L'Unesco a reconnu la culture du carillon en Belgique en tant que "Meilleure pratique de sauvegarde de patrimoine immatériel", se rejouissent les ministres Joëlle Milquet et Sven Gatz, respectivement en charge de la Culture en Fédération Wallonie-Bruxelles et en Communauté flamande, mardi dans un communiqué. Apparu dans les années 1500 dans les Pays-Bas méridionaux, le carillon est considéré comme le plus ancien instrument musical de communication de masse de l'histoire.

Seul le dossier belge a été retenu par le Comité intergouvernemental de sauvegarde du patrimoine culturel immatériel de l'Unesco à l'issue d'un processus de sélection très rigoureux.

L'Organisation des Nations unies pour l'éducation, la science et la culture a apprécié "l'expérience multiséculaire de la Belgique et les actions menées dans ce pays pour la transmission et le développement de la culture du carillon. Elle la cite comme exemple, à l'échelle mondiale aux yeux d'autres cultures patrimoniales".

"La musique de carillon est la voix musicale de nos cités. Elle contribue aujourd'hui encore grandement à la qualité de vie dans nos espaces urbains", souligne Joëlle Milquet, qui félicite les carillonneurs et les passionnés de musique de carillon pour leurs efforts continus pour la sauvegarde et l'actualisation de ce patrimoine immatériel.

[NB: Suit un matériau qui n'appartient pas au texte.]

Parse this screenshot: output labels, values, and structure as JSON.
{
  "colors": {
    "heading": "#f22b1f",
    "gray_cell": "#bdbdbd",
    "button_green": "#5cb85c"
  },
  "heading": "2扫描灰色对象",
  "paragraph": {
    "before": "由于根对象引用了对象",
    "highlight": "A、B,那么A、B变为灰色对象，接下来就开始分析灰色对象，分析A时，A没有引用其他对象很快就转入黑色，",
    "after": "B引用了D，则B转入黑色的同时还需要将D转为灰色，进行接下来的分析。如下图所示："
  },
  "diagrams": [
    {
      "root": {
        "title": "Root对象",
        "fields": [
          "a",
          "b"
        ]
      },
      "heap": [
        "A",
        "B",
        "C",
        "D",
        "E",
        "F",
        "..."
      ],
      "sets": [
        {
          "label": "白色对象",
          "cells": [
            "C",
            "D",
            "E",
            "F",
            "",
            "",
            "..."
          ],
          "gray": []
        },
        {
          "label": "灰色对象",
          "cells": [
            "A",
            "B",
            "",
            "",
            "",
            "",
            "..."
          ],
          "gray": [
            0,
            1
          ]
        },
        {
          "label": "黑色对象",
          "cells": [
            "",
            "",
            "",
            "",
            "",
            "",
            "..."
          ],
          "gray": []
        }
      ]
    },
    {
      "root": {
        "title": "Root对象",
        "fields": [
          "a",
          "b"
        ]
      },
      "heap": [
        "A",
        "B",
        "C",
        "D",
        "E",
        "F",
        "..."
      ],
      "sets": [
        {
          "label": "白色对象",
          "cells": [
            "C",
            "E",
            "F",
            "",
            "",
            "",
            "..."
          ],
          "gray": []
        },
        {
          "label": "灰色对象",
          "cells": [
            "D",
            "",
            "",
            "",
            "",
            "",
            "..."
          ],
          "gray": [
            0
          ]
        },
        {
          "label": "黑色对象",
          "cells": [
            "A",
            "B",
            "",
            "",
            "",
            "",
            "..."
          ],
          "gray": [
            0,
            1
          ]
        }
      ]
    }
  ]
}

La ville de Malines (Anvers) possède une école de carillon mondialement réputée. Fondée en 1922 par le carillonneur Jef Denyn, elle est le premier établissement du genre.

Les premières vraies mélodies issues du carillon dateraient d'environ 1480, même si on ignore précisément l'année de naissance de cet instrument.

Le Comité intergouvernemental de sauvegarde du patrimoine culturel immatériel se réunit à Paris du 24 au 28 novembre, sous la présidence du Pérou.